I wear pink because being thought of as "soft"is okay with me. I'm fine with being fragile because that is part of what makes me human. Why is it a problem to be more emotional? I have gone my whole life hiding what I feel because I felt I needed to appear tough to everyone else. I tried to put on the right image so I could keep my "man card," as if that bought me a ticket to acceptance in actual society. "There's no crying in baseball:" I actually tried to live that statement out as though it wasn't poking fun at the arrogance of the culture.

Now that I look back on my childhood, I see all the lies that I just assumed. If I threw a ball "like a girl," it meant it was bad. I had to "grow a pair" in order to tough out an injury. I was a "pussy" if I didn't keep competing. Oh we may not mean to degrade women with what we say, but these sayings are ingrained in our culture whether we realize it or not. 

"There is no longer Jew nor Greek, slave nor free, male and female, pink and blue. But all are one in Christ."

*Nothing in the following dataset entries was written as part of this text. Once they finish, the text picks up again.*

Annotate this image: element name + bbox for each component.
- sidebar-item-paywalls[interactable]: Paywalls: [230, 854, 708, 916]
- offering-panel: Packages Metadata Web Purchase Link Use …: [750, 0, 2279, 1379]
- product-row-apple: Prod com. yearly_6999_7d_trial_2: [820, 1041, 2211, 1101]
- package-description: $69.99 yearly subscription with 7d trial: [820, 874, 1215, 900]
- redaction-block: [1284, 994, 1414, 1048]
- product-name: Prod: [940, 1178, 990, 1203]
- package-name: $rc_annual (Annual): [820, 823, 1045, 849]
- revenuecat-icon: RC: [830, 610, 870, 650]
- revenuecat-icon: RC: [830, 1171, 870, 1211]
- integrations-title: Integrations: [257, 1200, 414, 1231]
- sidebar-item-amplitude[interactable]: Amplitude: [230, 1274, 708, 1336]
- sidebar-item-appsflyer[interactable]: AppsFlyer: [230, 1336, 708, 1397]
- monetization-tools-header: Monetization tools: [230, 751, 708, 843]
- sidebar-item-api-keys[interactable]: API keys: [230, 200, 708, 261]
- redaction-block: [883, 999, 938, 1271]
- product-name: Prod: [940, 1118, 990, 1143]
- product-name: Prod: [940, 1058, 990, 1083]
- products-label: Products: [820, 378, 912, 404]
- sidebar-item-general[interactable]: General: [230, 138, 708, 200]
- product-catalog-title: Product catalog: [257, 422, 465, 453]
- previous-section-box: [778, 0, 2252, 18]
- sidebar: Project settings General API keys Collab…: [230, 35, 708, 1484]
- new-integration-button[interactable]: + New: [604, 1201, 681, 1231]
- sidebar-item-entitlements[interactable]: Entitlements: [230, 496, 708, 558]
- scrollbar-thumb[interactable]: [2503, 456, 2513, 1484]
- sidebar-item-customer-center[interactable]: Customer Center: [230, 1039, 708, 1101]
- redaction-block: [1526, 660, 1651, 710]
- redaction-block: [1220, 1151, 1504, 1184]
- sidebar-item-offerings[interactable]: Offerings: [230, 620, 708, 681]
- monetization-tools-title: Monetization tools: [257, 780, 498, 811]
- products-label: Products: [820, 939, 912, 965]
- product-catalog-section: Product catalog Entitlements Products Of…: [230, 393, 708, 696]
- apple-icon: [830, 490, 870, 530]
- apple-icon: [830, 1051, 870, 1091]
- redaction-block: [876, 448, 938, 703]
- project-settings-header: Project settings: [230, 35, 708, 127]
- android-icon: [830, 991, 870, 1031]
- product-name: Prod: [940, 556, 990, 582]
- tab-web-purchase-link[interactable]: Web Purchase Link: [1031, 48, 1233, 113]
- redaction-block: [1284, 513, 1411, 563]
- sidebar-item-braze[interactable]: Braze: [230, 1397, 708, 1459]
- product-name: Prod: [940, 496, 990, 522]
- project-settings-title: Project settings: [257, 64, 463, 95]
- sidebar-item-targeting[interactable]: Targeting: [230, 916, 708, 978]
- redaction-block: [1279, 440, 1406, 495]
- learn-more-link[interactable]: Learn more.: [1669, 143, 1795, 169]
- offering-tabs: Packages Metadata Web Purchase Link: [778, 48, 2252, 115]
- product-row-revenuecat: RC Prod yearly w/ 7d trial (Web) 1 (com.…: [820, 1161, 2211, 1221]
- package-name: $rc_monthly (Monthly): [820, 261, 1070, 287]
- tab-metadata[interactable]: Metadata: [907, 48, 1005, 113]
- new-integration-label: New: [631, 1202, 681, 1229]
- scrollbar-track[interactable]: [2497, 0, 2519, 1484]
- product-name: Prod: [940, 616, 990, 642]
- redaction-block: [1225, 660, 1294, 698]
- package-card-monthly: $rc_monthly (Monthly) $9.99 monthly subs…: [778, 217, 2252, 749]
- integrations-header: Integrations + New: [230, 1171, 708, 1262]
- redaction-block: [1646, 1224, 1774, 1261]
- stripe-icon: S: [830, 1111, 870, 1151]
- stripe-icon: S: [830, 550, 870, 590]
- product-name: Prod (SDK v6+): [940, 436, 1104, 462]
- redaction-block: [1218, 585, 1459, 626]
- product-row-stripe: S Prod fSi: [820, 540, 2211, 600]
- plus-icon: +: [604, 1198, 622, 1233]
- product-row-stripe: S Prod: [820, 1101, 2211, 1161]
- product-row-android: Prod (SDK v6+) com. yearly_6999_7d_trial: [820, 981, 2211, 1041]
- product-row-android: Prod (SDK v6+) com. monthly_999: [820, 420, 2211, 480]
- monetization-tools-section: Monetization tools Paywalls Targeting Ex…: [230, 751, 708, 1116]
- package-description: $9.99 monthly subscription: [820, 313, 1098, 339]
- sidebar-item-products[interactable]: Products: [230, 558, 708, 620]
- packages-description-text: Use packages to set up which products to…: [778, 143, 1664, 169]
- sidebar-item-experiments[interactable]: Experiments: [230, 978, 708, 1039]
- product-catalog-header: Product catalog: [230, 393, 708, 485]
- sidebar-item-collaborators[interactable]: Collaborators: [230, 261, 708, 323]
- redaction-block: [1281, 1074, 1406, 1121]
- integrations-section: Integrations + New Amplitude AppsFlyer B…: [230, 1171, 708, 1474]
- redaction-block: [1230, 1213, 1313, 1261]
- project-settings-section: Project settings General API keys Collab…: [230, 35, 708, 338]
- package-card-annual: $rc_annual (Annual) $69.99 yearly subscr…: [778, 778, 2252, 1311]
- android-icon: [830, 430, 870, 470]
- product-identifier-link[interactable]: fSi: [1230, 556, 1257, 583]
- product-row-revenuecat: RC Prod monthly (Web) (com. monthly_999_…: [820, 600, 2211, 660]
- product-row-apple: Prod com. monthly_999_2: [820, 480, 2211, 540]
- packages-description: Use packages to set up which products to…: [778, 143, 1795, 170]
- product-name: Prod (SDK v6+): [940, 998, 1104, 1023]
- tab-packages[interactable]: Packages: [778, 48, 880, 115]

I do believe that this is a theological issue: when we do not value the traits associated with femininity, we do not value what we perceive as feminine. Without knowing it, we have chosen masculine traits of strength and power over care and peace, and have come to believe that God must embody these characteristics because it is what we value. We begin to think of God as a powerful war general instead of starting with the Jewish man from Nazareth whose most glorious moment was his death at the hands of an oppressive empire.

Why would we rather picture God as a conquering lord instead of a suffering servant? Why has God been perceived by many Christians as stoic and unemotional? Why are we inclined to believe that God is distant and detached instead of intimate and personal? Why are we afraid to lament to God? To vent to God? To be honest with God? 

I know of at least one reason: we don't like pink.

So I don't care anymore; you can take my man card and assume that I have become less of a man because I choose to not hide my tears. I will take the razzing and the jokes if they come my way. I'm willing to associate with "weakness" because I refuse to believe that being "feminine" is somehow less human. I embrace humility, love, honesty, care, peace, joy, and beauty because God is the source of all those things: I've never heard of the God of toughness, grit, and masculinity.

Jesus lived, died, and rose again so that all may be saved. He loved those others avoided. He went through the despicable shame of the cross. He tells us to clothe ourselves with the qualities that he demonstrated (Colossians 3:12-17). I think those clothes are pink.